This company of the greatest poets drew me in as one of them, and we spoke of such things as make civilized discourse as we processed towards that noble castle where we made our entrance. Then we reclined beneath a sober tree, and Ovid began, with a knowing look that he shared with my companions, to speak a verse more explicit than I was wont to listen to, at least once the first blush of youth had passed, and not in the tongue of past Empire and present scholarship, either. All listened avidly, and I, rapt, did likewise.
I saw that the sightless genius, Homer, reached out blindly for the hand of my guide, which he found, eager, willing. The hand that had offered homage in writing now followed fervently in the caress of the flesh beneath the simple sheath. Acolyte served at the altar of the master with an eager mouth. Imagine my discomfort, in which I was quite alone, reader! For Horace turned to Lucan, and Ovid looked on, aroused but detached, and I sat, as superfluous as the quintary wheel on a cart, as intrusive as a foreign legion prowling the streets. And, too, as aroused as an adolescent boy, as I listened to the father of poetry crying frantic syllables in the Greek tongue.
Virgil raised his head and I froze, like a rabbit paralyzed in the grass, hoping his eyes might look right through me, but he was instantly aware of my fascination. In what seemed but a moment my master and my poet had placed his hands on my shoulders with a reassuring weight. He pressed me gently down on the turf.
His eyes and mien and silently moving lips asked of me if I would, and I could not deny that everything within me responded "si," as an eager boy who had been offered the object of his longing. I could not deny anything to my poet.
He stroked me tenderly, slowly, as one approaches a virgin, easing the fear of the marriage-bed. He stripped away cloth and applied hands and tongue as I gasped and saw Homer listening in the periphery of my disjointed vision. When he dipped his pen towards my well I was already so shameless and abandoned in aspect that I welcomed the pain amidst the exquisite fleshly pleasure. I murmured "Nunc scio quid sit amor," which seemed to please him.
I was aware, as I felt control slipping away from me, of Homer, rising and approaching our entwined forms sprawled on the grass. He wound his questing hands around the sleek torso of my master, who transfixed me still. Virgil moaned like a wanton woman, like I myself was moaning, and Homer himself added his antique accent to our throng.
I, the novice, was the first to cry out, clinging for Virgil as I was drawn, all of an instant, to what was surely Paradise. Virgil, with another movement, gave in to the same impulse and collapsed against my belly as Homer rode him as imperiously as a commander in battle.

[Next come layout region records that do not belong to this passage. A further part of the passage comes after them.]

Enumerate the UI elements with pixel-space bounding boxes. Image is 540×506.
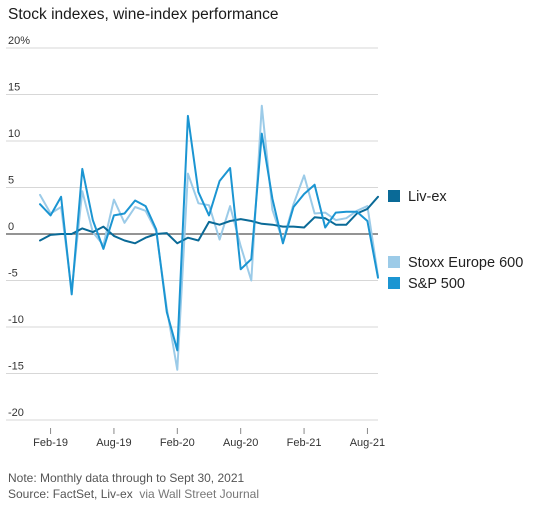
- x-tick-label: Feb-20: [160, 437, 195, 449]
- line-chart: 20% 15 10 5 0 -5 -10 -15 -20 Feb-19 Aug-19 Feb-20 A…: [6, 35, 523, 449]
- y-tick-label: 5: [8, 175, 14, 187]
- footer-note: Note: Monthly data through to Sept 30, 2…: [8, 471, 245, 485]
- chart-footer: Note: Monthly data through to Sept 30, 2…: [8, 470, 259, 502]
- legend-swatch-sp500: [388, 277, 400, 289]
- legend-label-sp500: S&P 500: [408, 276, 465, 292]
- x-tick-label: Feb-21: [287, 437, 322, 449]
- footer-source: Source: FactSet, Liv-ex via Wall Street …: [8, 486, 259, 502]
- series-line-stoxx: [39, 104, 379, 371]
- y-tick-label: -5: [8, 268, 18, 280]
- x-tick-label: Aug-19: [96, 437, 131, 449]
- y-tick-label: -15: [8, 361, 24, 373]
- legend: Liv-ex Stoxx Europe 600 S&P 500: [388, 189, 523, 292]
- x-tick-label: Aug-21: [350, 437, 385, 449]
- legend-swatch-liv-ex: [388, 190, 400, 202]
- y-axis-ticks: 20% 15 10 5 0 -5 -10 -15 -20: [8, 35, 30, 419]
- x-tick-label: Aug-20: [223, 437, 258, 449]
- series-lines: [39, 104, 379, 371]
- legend-swatch-stoxx: [388, 256, 400, 268]
- y-tick-label: 0: [8, 221, 14, 233]
- y-tick-label: 20%: [8, 35, 30, 47]
- x-tick-label: Feb-19: [33, 437, 68, 449]
- footer-source-text: Source: FactSet, Liv-ex: [8, 487, 133, 501]
- legend-label-liv-ex: Liv-ex: [408, 189, 447, 205]
- y-tick-label: 15: [8, 82, 20, 94]
- x-axis-ticks: Feb-19 Aug-19 Feb-20 Aug-20 Feb-21 Aug-21: [33, 428, 385, 449]
- legend-label-stoxx: Stoxx Europe 600: [408, 255, 523, 271]
- chart-title: Stock indexes, wine-index performance: [8, 6, 279, 23]
- series-line-sp500: [39, 114, 379, 352]
- footer-via: via Wall Street Journal: [139, 487, 259, 501]
- y-tick-label: -10: [8, 314, 24, 326]
- y-tick-label: 10: [8, 128, 20, 140]
- y-tick-label: -20: [8, 407, 24, 419]
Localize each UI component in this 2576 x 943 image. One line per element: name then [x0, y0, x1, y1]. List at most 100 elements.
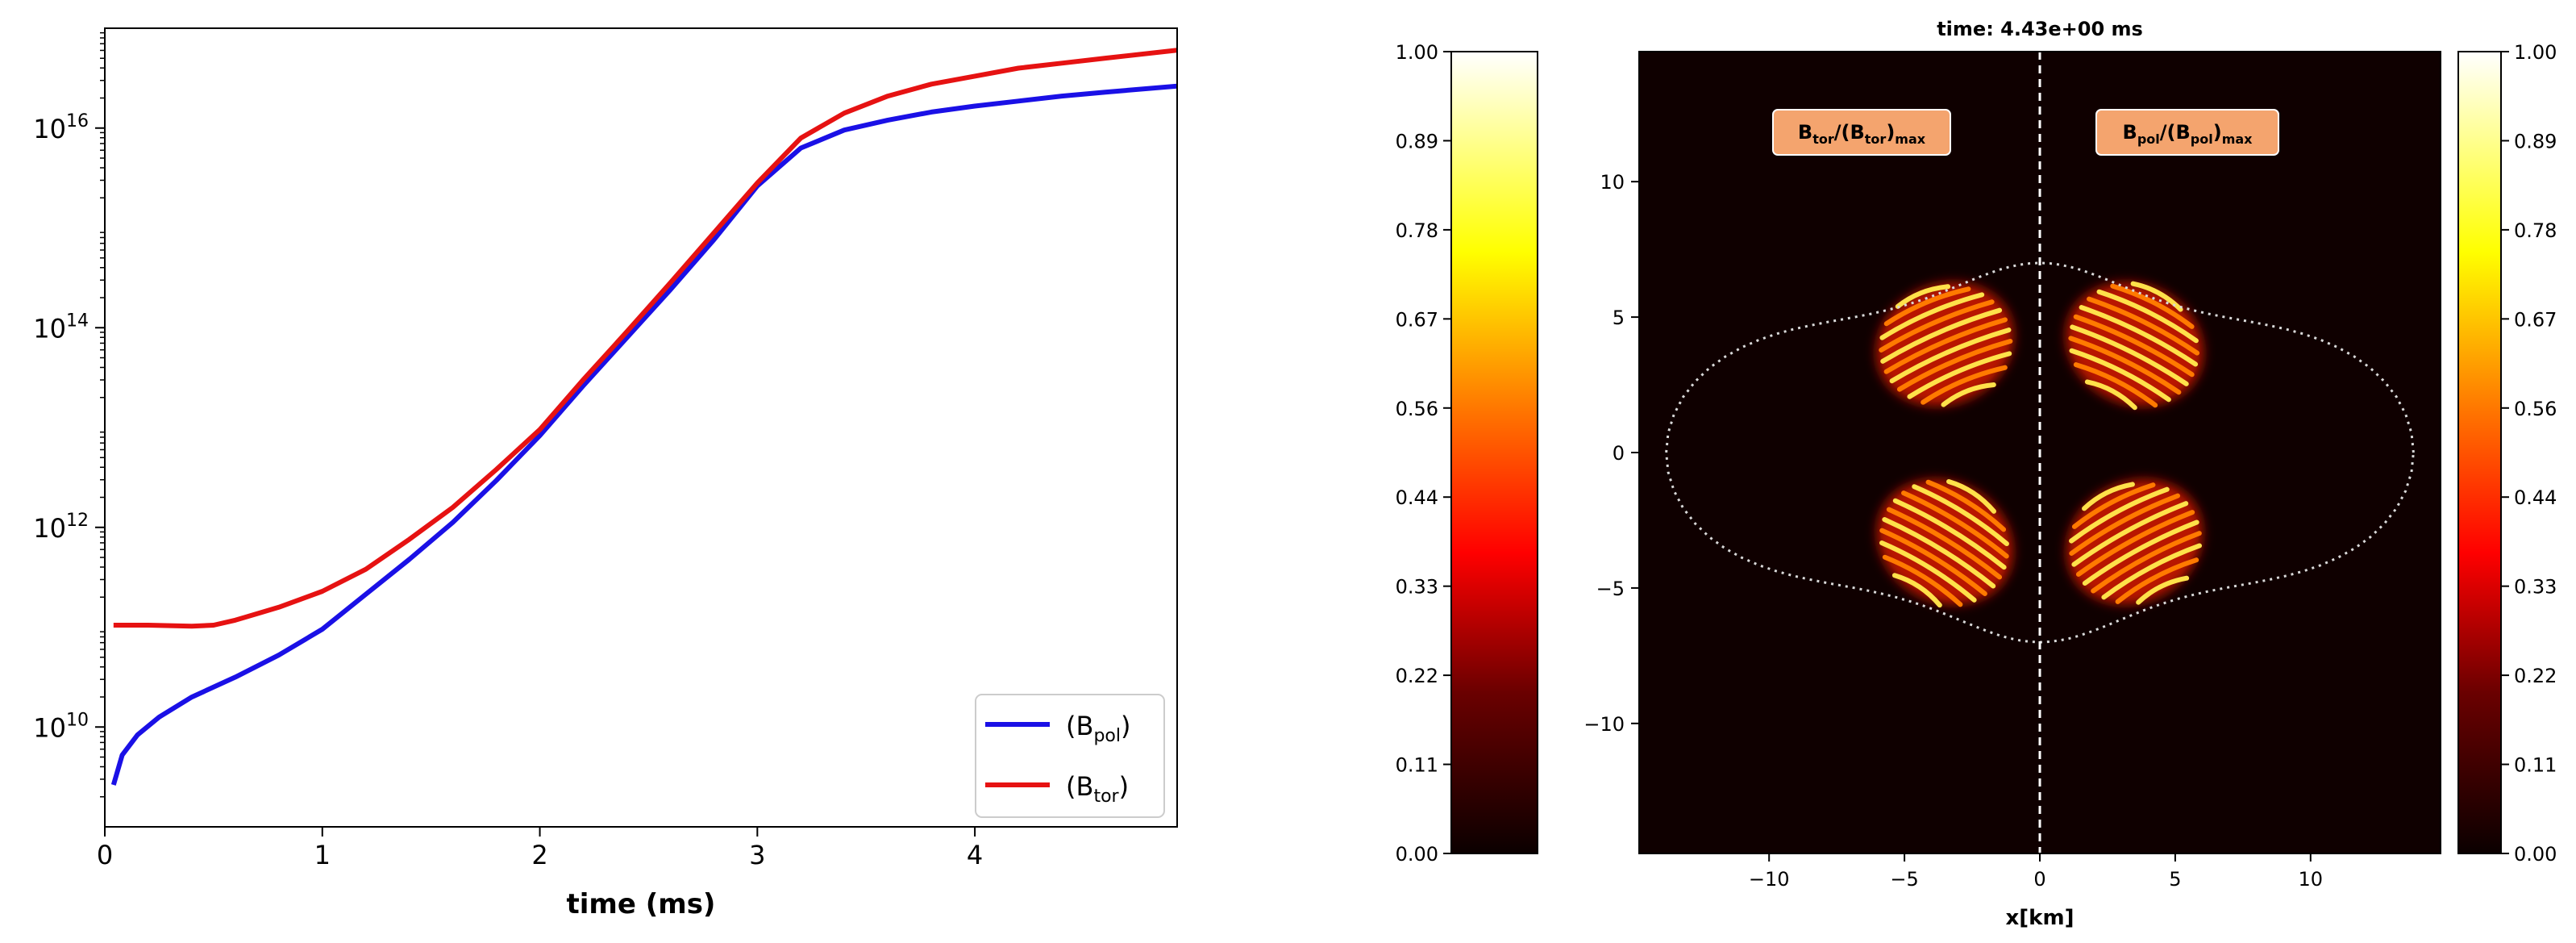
x-tick-label: 2	[531, 840, 547, 870]
colorbar-tick-label: 0.11	[2514, 754, 2557, 777]
blob-stripe	[2069, 486, 2170, 544]
colorbar-tick-label: 0.44	[1396, 486, 1438, 509]
colorbar-tick-label: 0.33	[2514, 576, 2557, 599]
heatmap-x-tick-label: −10	[1749, 868, 1790, 891]
blob-stripe	[1883, 286, 1971, 327]
colorbar-tick-label: 0.22	[2514, 665, 2557, 687]
blob-stripe	[1886, 507, 2003, 580]
heatmap-y-tick-label: 10	[1600, 171, 1625, 194]
heatmap-x-label: x[km]	[2006, 906, 2075, 930]
blob-stripe	[1896, 338, 2013, 392]
heatmap-chart: 1.00 0.89 0.78 0.67 0.56 0.44 0.33 0.22 0.11 0.00…	[1396, 18, 2557, 930]
y-tick-label: 1016	[33, 111, 89, 144]
colorbar-tick-label: 1.00	[1396, 41, 1438, 64]
colorbar-tick-label: 0.11	[1396, 754, 1438, 777]
colorbar-left-ticks: 1.00 0.89 0.78 0.67 0.56 0.44 0.33 0.22 0.11 0.00	[1396, 41, 1451, 866]
colorbar-right-ticks: 1.00 0.89 0.78 0.67 0.56 0.44 0.33 0.22 0.11 0.00	[2501, 41, 2557, 866]
blob-stripe	[2075, 510, 2195, 577]
legend-label-btor: (Btor)	[1066, 771, 1129, 807]
colorbar-tick-label: 0.67	[1396, 308, 1438, 331]
colorbar-tick-label: 0.78	[1396, 219, 1438, 242]
colorbar-tick-label: 1.00	[2514, 41, 2557, 64]
x-axis-label: time (ms)	[567, 888, 716, 920]
colorbar-left	[1450, 51, 1538, 854]
blob-stripe	[2084, 379, 2137, 411]
y-tick-label: 1012	[33, 511, 89, 544]
heatmap-y-tick-label: −10	[1583, 713, 1625, 736]
annotation-bpol-box	[2095, 109, 2279, 156]
blob-stripe	[2115, 557, 2199, 604]
x-tick-label: 4	[967, 840, 983, 870]
blob-stripe	[1892, 498, 2007, 570]
blob-stripe	[1895, 284, 1951, 309]
field-blob-btor	[1876, 282, 2014, 407]
heatmap-x-tick-label: −5	[1890, 868, 1918, 891]
line-chart: 0 1 2 3 4 1010 1012 1014 1016 time (ms) (Bpol) …	[33, 27, 1178, 920]
annotation-btor: Btor/(Btor)max	[1772, 109, 1951, 156]
blob-stripe	[1879, 528, 1987, 596]
blob-stripe	[1921, 365, 2008, 405]
field-blob-bpol	[2066, 479, 2203, 605]
blob-stripe	[1912, 484, 2009, 547]
x-tick-label: 1	[314, 840, 331, 870]
series-line-bpol	[110, 83, 1177, 786]
heatmap-y-ticks: 10 5 0 −5 −10	[1583, 171, 1639, 736]
blob-stripe	[2101, 543, 2203, 600]
blob-stripe	[1907, 351, 2012, 399]
blob-stripe	[2069, 493, 2180, 557]
x-tick-label: 3	[749, 840, 765, 870]
legend: (Bpol) (Btor)	[975, 694, 1165, 818]
blob-stripe	[1882, 517, 1996, 589]
field-blobs	[1876, 281, 2204, 608]
colorbar-tick-label: 0.89	[2514, 130, 2557, 152]
series-lines	[110, 48, 1177, 786]
colorbar-tick-label: 0.44	[2514, 486, 2557, 509]
blob-stripe	[2068, 336, 2182, 395]
blob-stripe	[2082, 519, 2199, 586]
colorbar-tick-label: 0.22	[1396, 665, 1438, 687]
plot-frame	[104, 27, 1178, 828]
annotation-btor-box	[1772, 109, 1951, 156]
blob-stripe	[1891, 573, 1942, 608]
blob-stripe	[1882, 554, 1963, 607]
blob-stripe	[2087, 296, 2200, 356]
blob-stripe	[1941, 382, 1996, 407]
blob-stripe	[2082, 482, 2135, 511]
annotation-btor-text: Btor/(Btor)max	[1798, 121, 1926, 147]
annotation-bpol: Bpol/(Bpol)max	[2095, 109, 2279, 156]
y-axis-ticks: 1010 1012 1014 1016	[33, 31, 105, 798]
y-tick-label: 1010	[33, 710, 89, 743]
blob-stripe	[1879, 292, 1985, 340]
blob-stripe	[1901, 490, 2009, 559]
series-line-btor	[113, 48, 1177, 629]
heatmap-y-tick-label: 0	[1613, 442, 1625, 465]
heatmap-x-ticks: −10 −5 0 5 10	[1749, 853, 2323, 891]
blob-stripe	[2070, 324, 2189, 386]
heatmap-y-tick-label: 5	[1613, 307, 1625, 329]
colorbar-tick-label: 0.89	[1396, 130, 1438, 152]
star-boundary	[1665, 261, 2415, 644]
annotation-bpol-text: Bpol/(Bpol)max	[2123, 121, 2253, 147]
colorbar-tick-label: 0.00	[2514, 843, 2557, 866]
colorbar-tick-label: 0.78	[2514, 219, 2557, 242]
colorbar-right	[2457, 51, 2502, 854]
blob-stripe	[1879, 299, 1995, 353]
colorbar-tick-label: 0.33	[1396, 576, 1438, 599]
field-blob-bpol	[2066, 281, 2204, 411]
blob-stripe	[2071, 482, 2156, 529]
blob-stripe	[2073, 362, 2158, 408]
colorbar-tick-label: 0.67	[2514, 308, 2557, 331]
heatmap-x-tick-label: 0	[2033, 868, 2045, 891]
heatmap-y-tick-label: −5	[1596, 578, 1625, 600]
heatmap-title: time: 4.43e+00 ms	[1937, 18, 2143, 40]
blob-stripe	[2136, 575, 2190, 605]
blob-stripe	[2091, 531, 2202, 594]
colorbar-tick-label: 0.56	[2514, 398, 2557, 420]
blob-stripe	[1880, 307, 2003, 364]
blob-stripe	[1883, 317, 2008, 374]
y-tick-label: 1014	[33, 311, 89, 344]
x-axis-ticks: 0 1 2 3 4	[97, 827, 983, 870]
legend-label-bpol: (Bpol)	[1066, 711, 1130, 746]
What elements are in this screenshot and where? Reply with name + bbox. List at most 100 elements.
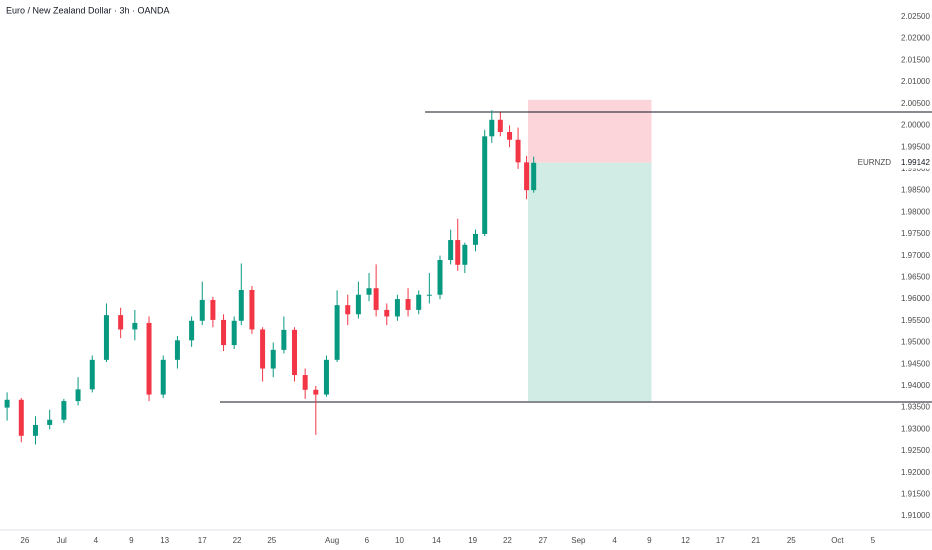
candle-body xyxy=(426,294,432,296)
y-tick-label: 1.95000 xyxy=(901,338,930,347)
x-tick-label: 12 xyxy=(681,536,690,545)
y-tick-label: 2.00500 xyxy=(901,99,930,108)
candle-body xyxy=(366,288,372,295)
y-tick-label: 1.98500 xyxy=(901,186,930,195)
y-tick-label: 2.00000 xyxy=(901,121,930,130)
candle-body xyxy=(210,299,216,320)
candle-body xyxy=(462,244,468,265)
candle-body xyxy=(355,294,361,315)
y-tick-label: 1.93000 xyxy=(901,424,930,433)
candle-body xyxy=(323,359,329,395)
candle-body xyxy=(32,424,38,436)
candle-body xyxy=(4,399,10,408)
y-tick-label: 2.02500 xyxy=(901,12,930,21)
x-tick-label: 27 xyxy=(538,536,547,545)
candle-body xyxy=(221,319,227,346)
x-tick-label: 9 xyxy=(647,536,652,545)
candle-body xyxy=(302,375,308,390)
candle-body xyxy=(249,289,255,330)
chart-title: Euro / New Zealand Dollar · 3h · OANDA xyxy=(6,5,170,15)
candle-body xyxy=(489,119,495,137)
plot-area xyxy=(4,99,932,445)
x-tick-label: 6 xyxy=(365,536,370,545)
candle-body xyxy=(416,294,422,310)
candle-body xyxy=(75,389,81,402)
candle-body xyxy=(482,136,488,234)
y-tick-label: 1.93500 xyxy=(901,403,930,412)
y-tick-label: 1.97500 xyxy=(901,229,930,238)
candle-body xyxy=(437,260,443,295)
x-tick-label: 10 xyxy=(395,536,404,545)
candle-body xyxy=(455,240,461,265)
x-tick-label: 5 xyxy=(871,536,876,545)
stop-zone xyxy=(528,99,652,163)
candle-body xyxy=(497,119,503,132)
y-tick-label: 2.01500 xyxy=(901,55,930,64)
symbol-label: EURNZD xyxy=(858,158,892,167)
candle-body xyxy=(345,305,351,315)
y-tick-label: 1.96000 xyxy=(901,294,930,303)
candle-body xyxy=(47,419,53,425)
last-price-label: 1.99142 xyxy=(901,158,930,167)
candle-body xyxy=(524,162,530,191)
x-tick-label: 22 xyxy=(503,536,512,545)
candle-body xyxy=(373,288,379,310)
candle-body xyxy=(160,359,166,395)
x-tick-label: 17 xyxy=(716,536,725,545)
last-price-bg xyxy=(898,156,932,169)
candle-body xyxy=(231,320,237,346)
candle-body xyxy=(189,320,195,341)
candle-body xyxy=(118,315,124,330)
candle-body xyxy=(260,329,266,369)
candle-body xyxy=(313,389,319,395)
candle-body xyxy=(334,305,340,360)
x-tick-label: Oct xyxy=(831,536,844,545)
x-tick-label: 25 xyxy=(787,536,796,545)
y-tick-label: 2.01000 xyxy=(901,77,930,86)
y-tick-label: 2.02000 xyxy=(901,34,930,43)
x-tick-label: 26 xyxy=(20,536,29,545)
candle-body xyxy=(448,240,454,261)
y-tick-label: 1.95500 xyxy=(901,316,930,325)
y-tick-label: 1.98000 xyxy=(901,207,930,216)
x-tick-label: 4 xyxy=(612,536,617,545)
candle-body xyxy=(132,322,138,330)
y-tick-label: 1.91000 xyxy=(901,511,930,520)
candle-body xyxy=(384,309,390,317)
candle-body xyxy=(405,299,411,310)
x-tick-label: 21 xyxy=(751,536,760,545)
candle-body xyxy=(199,299,205,321)
y-tick-label: 1.92500 xyxy=(901,446,930,455)
candle-body xyxy=(531,162,537,191)
candle-body xyxy=(103,315,109,360)
candle-body xyxy=(472,233,478,245)
y-tick-label: 1.91500 xyxy=(901,490,930,499)
x-tick-label: 22 xyxy=(233,536,242,545)
candle-body xyxy=(89,359,95,390)
y-tick-label: 1.96500 xyxy=(901,272,930,281)
candle-body xyxy=(61,401,67,420)
x-tick-label: 13 xyxy=(160,536,169,545)
candle-body xyxy=(146,322,152,395)
x-tick-label: 9 xyxy=(129,536,134,545)
x-tick-label: 19 xyxy=(468,536,477,545)
x-tick-label: 4 xyxy=(94,536,99,545)
x-tick-label: 14 xyxy=(432,536,441,545)
candle-body xyxy=(238,289,244,321)
candle-body xyxy=(18,399,24,436)
y-tick-label: 1.92000 xyxy=(901,468,930,477)
y-tick-label: 1.94500 xyxy=(901,359,930,368)
y-tick-label: 1.94000 xyxy=(901,381,930,390)
x-tick-label: Jul xyxy=(57,536,67,545)
x-tick-label: Sep xyxy=(571,536,586,545)
x-tick-label: 17 xyxy=(198,536,207,545)
candle-body xyxy=(174,340,180,360)
x-tick-label: Aug xyxy=(325,536,339,545)
y-tick-label: 1.97000 xyxy=(901,251,930,260)
y-tick-label: 1.99500 xyxy=(901,142,930,151)
candle-body xyxy=(507,131,513,140)
target-zone xyxy=(528,162,652,402)
candle-body xyxy=(270,349,276,369)
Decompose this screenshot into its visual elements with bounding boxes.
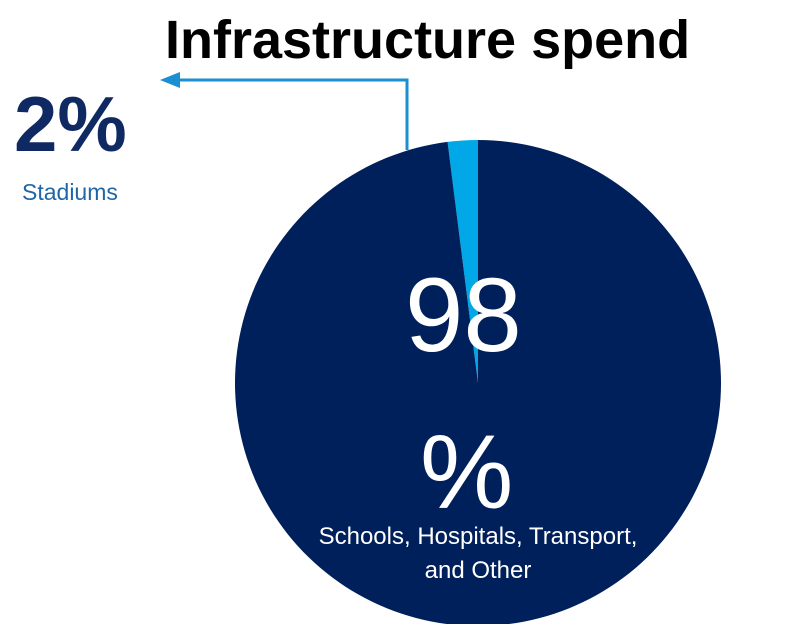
large-slice-percent-sign: % [420, 414, 514, 531]
callout-arrowhead [160, 72, 180, 88]
callout-line [178, 78, 409, 150]
small-slice-category: Stadiums [22, 179, 118, 205]
small-slice-percent: 2% [14, 80, 127, 168]
chart-title: Infrastructure spend [165, 10, 691, 70]
pie-slices [235, 140, 721, 624]
large-slice-percent-number: 98 [405, 257, 522, 374]
pie-slice-1 [235, 140, 721, 624]
pie-slice-0 [447, 140, 478, 383]
stadiums-callout [160, 72, 409, 150]
large-slice-category: Schools, Hospitals, Transport, and Other [318, 523, 638, 584]
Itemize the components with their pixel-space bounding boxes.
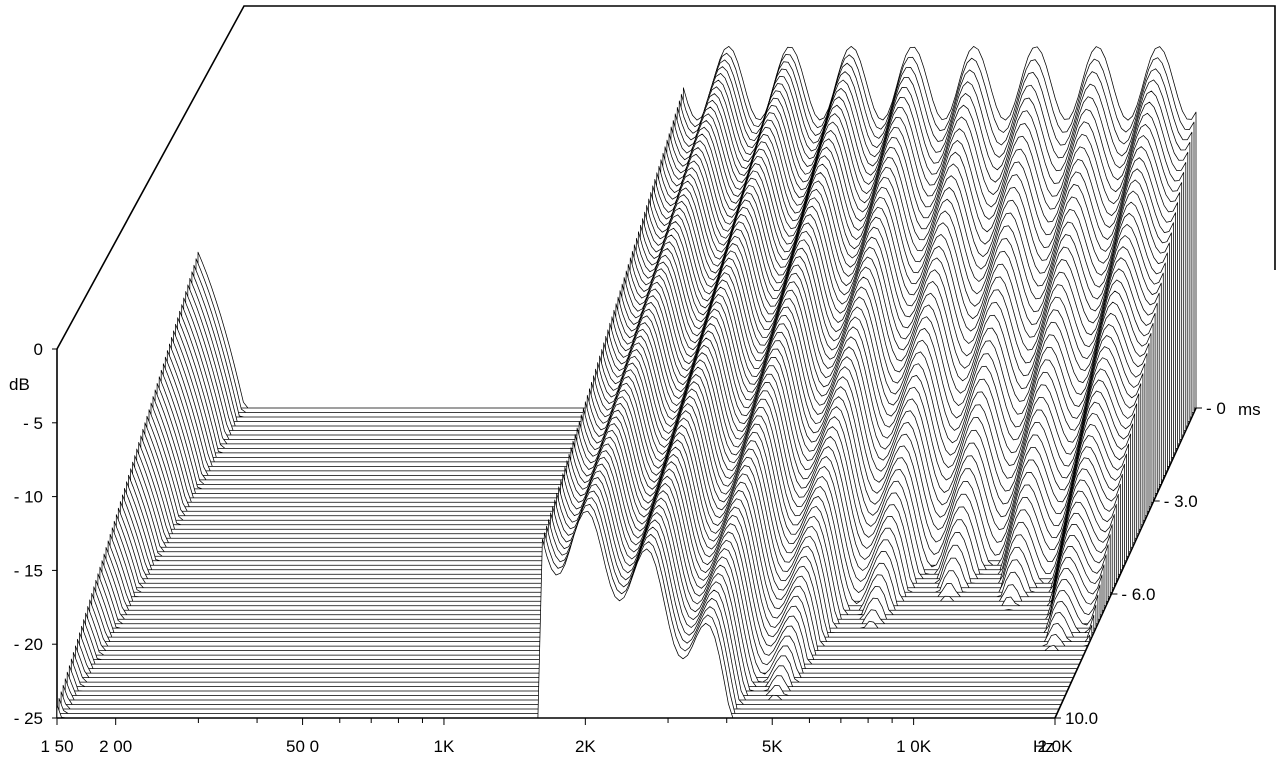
frequency-tick-label: 2K xyxy=(575,737,596,756)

At last, Homer withdrew from his apprentice with a warm gush like a spurt of milk.
Now I knew not what to say, and was relieved when Virgil caressed me again, even as he bestowed a kiss on Homer. "We can tarry no further," he instructed when he broke away from Homer's lips. "Come, Dante."
And I followed, my head swimming with post-coital delights, as my guide led me from that green and pleasant region.
Nunc scio quid sit amor -- "Now I know what love is." Dante pays Virgil the delicate complement of quoting from Virgil's Aeneid.
I owe a great deal of my understanding of them to the writing of Dorothy L. Sayers and the instruction of Prof. Freccero and Prof. Rutigliano. Not that they would necessarily endorse the genre of Divine Comedy slash unwittingly spawned. But still.